Last year, we got a little better connected with people of other religions, by listening to individuals in or close to our community, who were graciously willing to share their practices. Personal encounters with them stretched our sense of commonality and complementarity with Buddhism and Hinduism and Islam. Lots of you were enthusiastic about that series.
So for this winter, we’ve planned another intermittent series, to help all of us once again stretch our boundaries of belonging, together all in God, human as the face of Christ.
I’ve been asking people who might feel themselves as ‘other’ amongst us, to share their experiences and feelings and advice for us, so that we might support and enjoy more people like them, among us at Trinity. Because February is Black History Month, we begin this exploration next week, with the ‘otherness’ of race. Our children’s Sunday School lesson will celebrate the willpower of black activist Harriet Tubman and we’ll hear a poem on race by Maya Angelou. And I am being entrusted to share, some reflections from those few among us who are visibly of African descent. I’m asking them, where might we stretch our welcome into belonging, for people who share your ‘otherness?’ Next week, we can face our own, perhaps unconscious, vestiges of racism….and open our eyes to see the Christ shining more clearly in dark skinned faces. Do we offer them more than a glass of water? Do we offer full hospitality – as to Christ?
Next month we’ll ask similar questions of ourselves, in relation to those with mental illness and parents with especially challenged and challenging kids.
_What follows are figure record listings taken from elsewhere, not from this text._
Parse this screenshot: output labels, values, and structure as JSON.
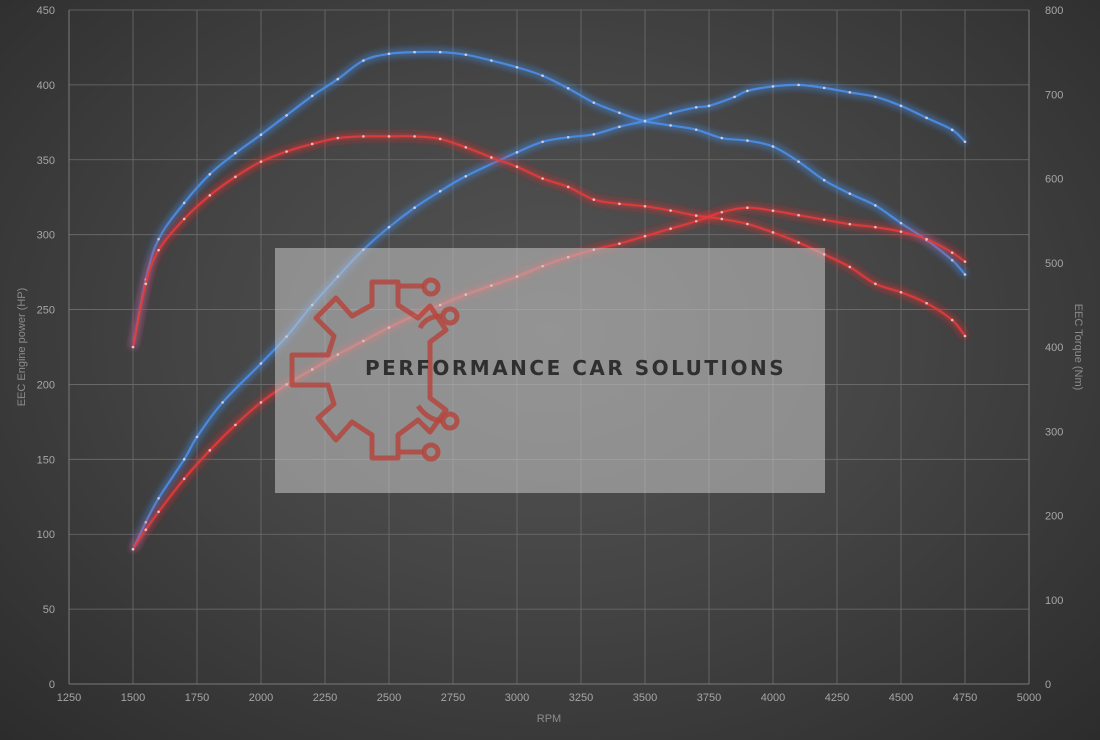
{
  "chart_data": {
    "type": "line",
    "title": "",
    "xlabel": "RPM",
    "ylabel": "EEC Engine power (HP)",
    "y2label": "EEC Torque (Nm)",
    "xlim": [
      1250,
      5000
    ],
    "ylim": [
      0,
      450
    ],
    "y2lim": [
      0,
      800
    ],
    "x_ticks": [
      1250,
      1500,
      1750,
      2000,
      2250,
      2500,
      2750,
      3000,
      3250,
      3500,
      3750,
      4000,
      4250,
      4500,
      4750,
      5000
    ],
    "y_ticks": [
      0,
      50,
      100,
      150,
      200,
      250,
      300,
      350,
      400,
      450
    ],
    "y2_ticks": [
      0,
      100,
      200,
      300,
      400,
      500,
      600,
      700,
      800
    ],
    "grid": true,
    "legend": "none",
    "series": [
      {
        "axis": "left",
        "color": "#4a8ee8",
        "x": [
          1500,
          1550,
          1600,
          1700,
          1750,
          1850,
          2000,
          2100,
          2200,
          2300,
          2400,
          2500,
          2600,
          2700,
          2800,
          3000,
          3100,
          3200,
          3300,
          3400,
          3500,
          3600,
          3700,
          3750,
          3850,
          3900,
          4000,
          4100,
          4200,
          4300,
          4400,
          4500,
          4600,
          4700,
          4750
        ],
        "y": [
          90,
          108,
          124,
          150,
          165,
          188,
          214,
          232,
          253,
          272,
          290,
          305,
          318,
          329,
          339,
          355,
          362,
          365,
          367,
          372,
          376,
          381,
          385,
          386,
          392,
          396,
          399,
          400,
          398,
          395,
          392,
          386,
          378,
          370,
          362
        ]
      },
      {
        "axis": "right",
        "color": "#4a8ee8",
        "x": [
          1500,
          1550,
          1600,
          1700,
          1800,
          1900,
          2000,
          2100,
          2200,
          2300,
          2400,
          2500,
          2600,
          2700,
          2800,
          2900,
          3000,
          3100,
          3200,
          3300,
          3400,
          3500,
          3600,
          3700,
          3800,
          3900,
          4000,
          4100,
          4200,
          4300,
          4400,
          4500,
          4600,
          4700,
          4750
        ],
        "y": [
          400,
          480,
          528,
          571,
          605,
          630,
          652,
          675,
          698,
          718,
          740,
          748,
          750,
          750,
          747,
          740,
          732,
          722,
          707,
          690,
          678,
          668,
          663,
          658,
          648,
          645,
          638,
          620,
          598,
          582,
          568,
          547,
          527,
          503,
          486
        ]
      },
      {
        "axis": "left",
        "color": "#e5393b",
        "x": [
          1500,
          1550,
          1600,
          1700,
          1800,
          1900,
          2000,
          2100,
          2200,
          2300,
          2400,
          2500,
          2600,
          2700,
          2800,
          2900,
          3000,
          3100,
          3200,
          3300,
          3400,
          3500,
          3600,
          3700,
          3800,
          3900,
          4000,
          4100,
          4200,
          4300,
          4400,
          4500,
          4600,
          4700,
          4750
        ],
        "y": [
          90,
          103,
          115,
          137,
          156,
          173,
          188,
          200,
          210,
          220,
          229,
          238,
          246,
          253,
          260,
          266,
          272,
          279,
          285,
          290,
          294,
          299,
          304,
          309,
          315,
          318,
          316,
          313,
          310,
          307,
          305,
          302,
          297,
          288,
          282
        ]
      },
      {
        "axis": "right",
        "color": "#e5393b",
        "x": [
          1500,
          1550,
          1600,
          1700,
          1800,
          1900,
          2000,
          2100,
          2200,
          2300,
          2400,
          2500,
          2600,
          2700,
          2800,
          2900,
          3000,
          3100,
          3200,
          3300,
          3400,
          3500,
          3600,
          3700,
          3800,
          3900,
          4000,
          4100,
          4200,
          4300,
          4400,
          4500,
          4600,
          4700,
          4750
        ],
        "y": [
          400,
          475,
          515,
          552,
          580,
          602,
          620,
          632,
          641,
          648,
          650,
          650,
          650,
          647,
          637,
          625,
          614,
          600,
          590,
          575,
          570,
          567,
          562,
          556,
          552,
          546,
          536,
          524,
          510,
          495,
          475,
          465,
          452,
          432,
          413
        ]
      }
    ]
  },
  "watermark": {
    "text": "PERFORMANCE CAR SOLUTIONS",
    "logo_icon": "gear-circuit-logo-icon"
  }
}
We can also look at differing sexual identities and orientations, and at our ageism – whether we are elders who may feel sidelined or teens who are inadvertently patronised. You can suggest the stretches you suspect we need to make as a community – with the intention of learning together how to meet the eyes Christ in everyone – “even the least of these.”
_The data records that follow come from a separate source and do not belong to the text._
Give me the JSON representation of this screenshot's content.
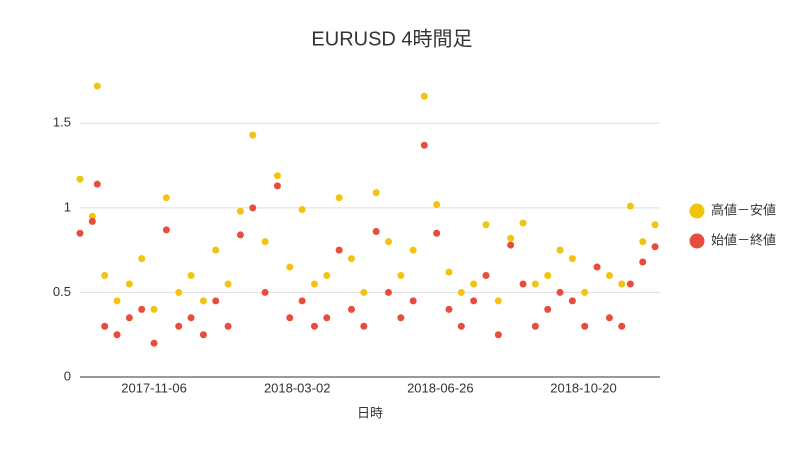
{
  "chart_data": {
    "type": "scatter",
    "title": "EURUSD 4時間足",
    "x_label": "日時",
    "x": [
      "2017-09-07",
      "2017-09-17",
      "2017-09-21",
      "2017-09-27",
      "2017-10-07",
      "2017-10-17",
      "2017-10-27",
      "2017-11-06",
      "2017-11-16",
      "2017-11-26",
      "2017-12-06",
      "2017-12-16",
      "2017-12-26",
      "2018-01-05",
      "2018-01-15",
      "2018-01-25",
      "2018-02-04",
      "2018-02-14",
      "2018-02-24",
      "2018-03-06",
      "2018-03-16",
      "2018-03-26",
      "2018-04-05",
      "2018-04-15",
      "2018-04-25",
      "2018-05-05",
      "2018-05-15",
      "2018-05-25",
      "2018-06-04",
      "2018-06-13",
      "2018-06-23",
      "2018-07-03",
      "2018-07-13",
      "2018-07-23",
      "2018-08-02",
      "2018-08-12",
      "2018-08-22",
      "2018-09-01",
      "2018-09-11",
      "2018-09-21",
      "2018-10-01",
      "2018-10-11",
      "2018-10-21",
      "2018-10-31",
      "2018-11-10",
      "2018-11-20",
      "2018-11-27",
      "2018-12-07",
      "2018-12-17"
    ],
    "series": [
      {
        "name": "高値－安値",
        "color": "#f1c40f",
        "values": [
          1.17,
          0.95,
          1.72,
          0.6,
          0.45,
          0.55,
          0.7,
          0.4,
          1.06,
          0.5,
          0.6,
          0.45,
          0.75,
          0.55,
          0.98,
          1.43,
          0.8,
          1.19,
          0.65,
          0.99,
          0.55,
          0.6,
          1.06,
          0.7,
          0.5,
          1.09,
          0.8,
          0.6,
          0.75,
          1.66,
          1.02,
          0.62,
          0.5,
          0.55,
          0.9,
          0.45,
          0.82,
          0.91,
          0.55,
          0.6,
          0.75,
          0.7,
          0.5,
          0.65,
          0.6,
          0.55,
          1.01,
          0.8,
          0.9
        ]
      },
      {
        "name": "始値－終値",
        "color": "#e74c3c",
        "values": [
          0.85,
          0.92,
          1.14,
          0.3,
          0.25,
          0.35,
          0.4,
          0.2,
          0.87,
          0.3,
          0.35,
          0.25,
          0.45,
          0.3,
          0.84,
          1.0,
          0.5,
          1.13,
          0.35,
          0.45,
          0.3,
          0.35,
          0.75,
          0.4,
          0.3,
          0.86,
          0.5,
          0.35,
          0.45,
          1.37,
          0.85,
          0.4,
          0.3,
          0.45,
          0.6,
          0.25,
          0.78,
          0.55,
          0.3,
          0.4,
          0.5,
          0.45,
          0.3,
          0.65,
          0.35,
          0.3,
          0.55,
          0.68,
          0.77
        ]
      }
    ],
    "xlim": [
      "2017-09-07",
      "2018-12-21"
    ],
    "xticks": [
      "2017-11-06",
      "2018-03-02",
      "2018-06-26",
      "2018-10-20"
    ],
    "ylim": [
      0,
      1.75
    ],
    "yticks": [
      0,
      0.5,
      1,
      1.5
    ],
    "grid": true,
    "legend": "right"
  }
}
Those who know today’s passage from Matthew from years of biblical readings, are aware that I chose to leave off the last verses, which reflect the Gospel writer’s theology of last judgement. I did not have Sheila read Matthew’s threat of everlasting punishment for those who fail to see the face of Christ in the other in need. It is too easily read as afterlife of eternal firey punishment in hell, that neither Jesus nor we subscribe to. Rather than punishment, though, we might cautiously include the end of Matthew’s story, interpreting it metaphorically, as a natural consequence of any form of exclusion or prejudice. When we fail to be radically welcoming like Jesus, to all those ‘others,’ we all suffer. We are smaller and we are less connected and supported on our journeys, in a world of expanding diversity and beauty.
May each one of us live more deeply from our Christ within, as we stretch our capacity to see and meet the loving gaze of the Christ in every other’s eyes. May we experience the truth that all are one in Christ, by making more room for all – here (in our hearts) and here (in our congregation.)
Let us sing it so, with the words of Psalm 91. In More Voices #62 There Is Room For All.